У Спицына лицо стало каменным.
— Конфиденциальность полученных сведений о больном абсолютно гарантирована.
— Когда Баткин находится в запое, у него возникают проблемы с памятью?
— О, — обрадовался Спицын, — сразу видно, вы изучали вопрос! Безусловно, безусловно! Возникает значительное торможение приобретенных рефлексов, и в процессе болезни ему бывает очень тяжело вспомнить какие-то свои социальные функции.
Турецкий с Будниковым быстро посмотрели друг на друга.
— Вы как-то следите за судьбой ваших клиентов после того, как они покидают ваши VIP-койки?
— Мы предлагали постстационарную помощь — индивидуальную и групповую психотерапию, но Николай Львович неизменно отказывался.
…Выводы, которые Турецкий сделал в машине по дороге в Генпрокуратуру, были неутешительны.
1. В мире неспокойно.
2. Неспокойно также и в Институте молекулярной биологии.

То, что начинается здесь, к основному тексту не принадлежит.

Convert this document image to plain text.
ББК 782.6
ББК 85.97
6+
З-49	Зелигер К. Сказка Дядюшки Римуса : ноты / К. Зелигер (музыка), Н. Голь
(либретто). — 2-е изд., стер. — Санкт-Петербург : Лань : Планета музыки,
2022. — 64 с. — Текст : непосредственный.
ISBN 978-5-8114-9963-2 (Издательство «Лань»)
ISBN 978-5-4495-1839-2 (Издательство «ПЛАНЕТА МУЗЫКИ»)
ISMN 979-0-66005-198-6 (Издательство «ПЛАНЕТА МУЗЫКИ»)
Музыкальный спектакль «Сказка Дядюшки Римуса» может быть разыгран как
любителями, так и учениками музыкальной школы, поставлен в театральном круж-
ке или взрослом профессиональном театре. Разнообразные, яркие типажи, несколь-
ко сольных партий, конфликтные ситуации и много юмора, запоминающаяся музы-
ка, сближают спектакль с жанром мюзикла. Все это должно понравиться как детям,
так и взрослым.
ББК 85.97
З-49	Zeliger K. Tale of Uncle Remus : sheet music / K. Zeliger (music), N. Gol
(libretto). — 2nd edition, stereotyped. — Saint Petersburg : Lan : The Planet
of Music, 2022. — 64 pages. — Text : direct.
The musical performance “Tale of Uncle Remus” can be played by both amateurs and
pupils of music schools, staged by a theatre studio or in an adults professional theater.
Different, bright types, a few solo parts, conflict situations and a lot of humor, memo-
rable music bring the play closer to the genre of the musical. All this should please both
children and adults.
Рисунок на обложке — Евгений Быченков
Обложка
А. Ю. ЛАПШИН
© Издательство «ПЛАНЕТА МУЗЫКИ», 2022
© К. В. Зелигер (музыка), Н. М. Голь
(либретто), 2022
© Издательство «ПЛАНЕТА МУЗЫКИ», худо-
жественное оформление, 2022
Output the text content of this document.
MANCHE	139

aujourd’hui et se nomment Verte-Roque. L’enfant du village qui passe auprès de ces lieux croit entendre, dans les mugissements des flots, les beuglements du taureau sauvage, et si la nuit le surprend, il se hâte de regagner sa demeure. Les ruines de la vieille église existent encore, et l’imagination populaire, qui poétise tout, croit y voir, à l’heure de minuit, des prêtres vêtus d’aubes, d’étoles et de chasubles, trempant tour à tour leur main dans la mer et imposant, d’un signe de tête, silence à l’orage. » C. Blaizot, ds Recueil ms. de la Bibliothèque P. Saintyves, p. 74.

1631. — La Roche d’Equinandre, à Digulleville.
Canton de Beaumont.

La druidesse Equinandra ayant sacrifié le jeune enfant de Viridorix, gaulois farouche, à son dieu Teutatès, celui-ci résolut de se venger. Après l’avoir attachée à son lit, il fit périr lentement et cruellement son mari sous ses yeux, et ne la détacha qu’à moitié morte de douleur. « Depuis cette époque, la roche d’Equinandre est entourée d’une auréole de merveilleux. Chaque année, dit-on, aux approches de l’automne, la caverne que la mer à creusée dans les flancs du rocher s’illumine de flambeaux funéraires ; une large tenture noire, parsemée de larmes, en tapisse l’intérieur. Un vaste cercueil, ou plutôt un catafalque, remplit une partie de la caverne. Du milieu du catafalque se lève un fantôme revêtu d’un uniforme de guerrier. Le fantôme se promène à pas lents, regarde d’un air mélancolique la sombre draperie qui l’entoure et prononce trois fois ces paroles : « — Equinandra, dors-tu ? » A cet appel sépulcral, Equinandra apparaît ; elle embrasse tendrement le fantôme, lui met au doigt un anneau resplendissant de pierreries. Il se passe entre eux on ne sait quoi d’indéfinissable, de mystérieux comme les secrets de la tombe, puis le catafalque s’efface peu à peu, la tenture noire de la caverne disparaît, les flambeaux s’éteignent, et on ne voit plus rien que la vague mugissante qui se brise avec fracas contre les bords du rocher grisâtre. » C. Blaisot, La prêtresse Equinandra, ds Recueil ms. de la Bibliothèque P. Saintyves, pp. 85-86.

3. Особенно неспокойным представляется профессор Будников.
4. Гениальный ученый Баткин, когда надирается не один день, ничего не помнит и становится беспокойным вдвойне.
А что это за странный пассаж был у Будникова про камикадзе в самолете? Чего это ему в голову взбрело? А фраза «мертвый Баткин им не нужен»?! Это что — все случайные совпадения? Случайные оговорки? Или проговорки? То, что Будников знает больше, чем говорит, — в этом сомнений никаких. Но на то оно и следствие, чтобы фигуранты выдавали информацию в час по чайной ложке, и то лишь когда их раскаленными щипцами приголубишь. А иначе бы все преступления раскрывались на второй день.
Турецкий ехал в Генпрокуратуру, потому что туда его вызвал Миша Федоренко. Вот у него, в отличие от его шефа, были конкретные результаты, умница парень.